1971 and the APS tragedy evidence of extremism of Pak military
Islamabad, Pakistan: The two major setbacks that Pakistan suffered on 16 December – first the country’s inglorious dismemberment and the birth of sovereign Bangladesh in 1971, and then the grisly and repugnant massacre of over 130 children of an Army-run school in Peshawar by the Tehreek-e-Taliban Pakistan (TTP) in December 16, 2014 – both trace their roots to the oppressive, intrinsically flawed, and largely self-serving policies pursued by the country’s military, according to European Foundation for South Asian Studies.
Meanwhile, Pakistan state through a combination of direct forcible takeovers of power such as its Army has held sway over the country through most of its existence undermining the other levers of the state.
On the other hand, Pakistan state has used one thread that has run constantly has been the single-minded focus on serving and enriching the military establishment, even if that meant the average Pakistani citizen and the taxpayer was made to suffer damaging costs in the process, according to European Foundation for South Asian Studies.
Meanwhile, the loss of more than half of Pakistan’s population and about 15% of its territory in the creation of Bangladesh in 1971 was the result of the Army’s indulgence in inhuman oppression and deprivation in East Pakistan.

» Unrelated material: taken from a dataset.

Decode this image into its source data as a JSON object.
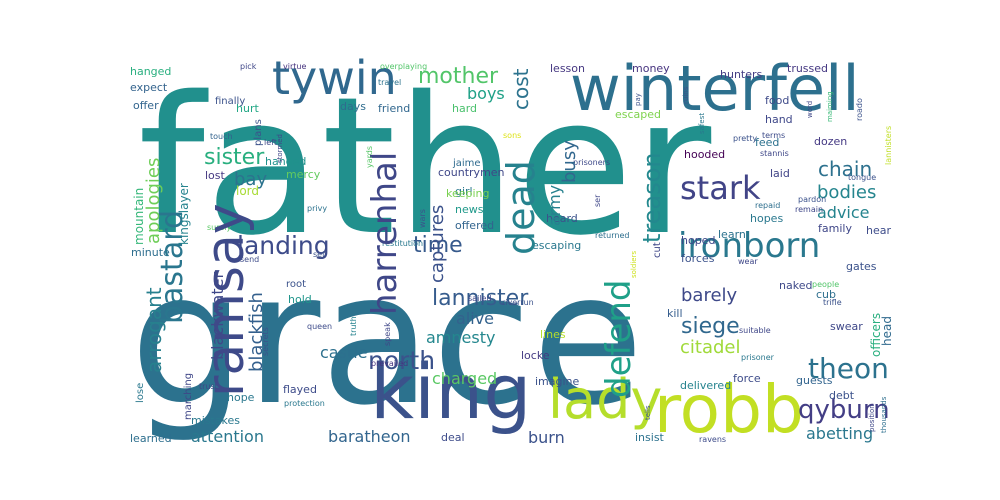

Further, the heartless terrorist attack targeting the children in 2014 was the fallout of the Pakistan military establishment’s conscious policy of the past several decades to actively promote extremism and terrorism as a means to protect and promote its own supremacy.
Earlier, misuse of religion by the Pakistani military establishment for political purposes was the key reasons behind one of the most heart-wrenching and harrowing terrorist attacks in modern times. On 16 December 2014, seven TTP militants attacked an army-run school in Peshawar killing 141 people, 132 of them children.
Also, when it comes to the misuse of extremist and terrorist assets, the policies of the present day military establishment in Pakistan is hardly different from the ones that held power in 1971 or in 2014, according to European Foundation for South Asian Studies.
Further, as Taliban back in power in Afghanistan, with the Haqqanis holding important ministerial positions there, but the military has also surrendered before, and made peace with, the banned religious extremist group the Tehreek-e-Labbaik Pakistan (TLP), which justifies violence in the name of faith.
For the sake of the people of Pakistan, the country’s hybrid leadership will change the dangerous and chaotic course it is charting for the country before its policies lead to another calamity of the scale of 1971 or another tragedy of the nature of 2014, according to European Foundation for South Asian Studies.